How Content That Sales Can Help
We work from thorough briefs to produce aligned, high-quality content, and we make briefing easy, guiding you to share exactly what we need. Our team turns clear direction into strong, on-target blog posts efficiently. Explore our blog post writing service to see how our briefing and writing process delivers content that meets your goals the first time, with minimal back-and-forth.
Frequently Asked Questions
What is a blog post brief template? A reusable framework for briefing writers, covering the working title, target keyword, audience, goal, search intent and angle, key points, structure, word count, tone, internal links, sources, CTA, examples and deadline, so writers get everything they need.
Why use a brief template? It ensures you give writers complete, clear direction every time, producing better, more aligned drafts with fewer revisions. A consistent template also makes your content production scalable and reliable, since every writer gets the same clear input.

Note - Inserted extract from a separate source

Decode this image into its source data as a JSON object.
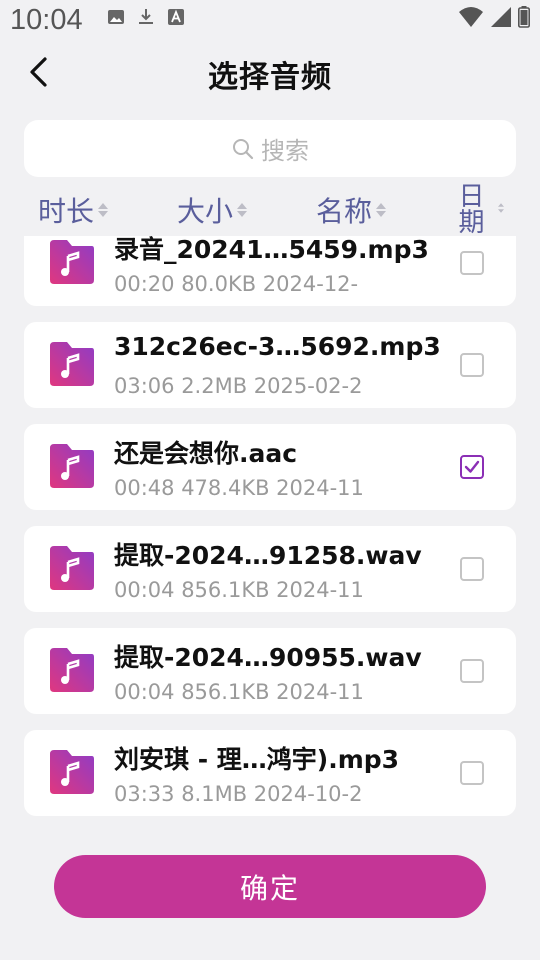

What are the most important brief fields? The target keyword and intent, the audience, the goal, and the key points to cover are essential, get these right and the writer can produce aligned content. Other fields like tone and examples refine the output further.
How detailed should a brief be? Detailed enough that the writer knows the topic, keyword, audience, goal, key points and requirements clearly. The more specific and complete your brief, the better and more aligned the draft, and the fewer revisions you will need.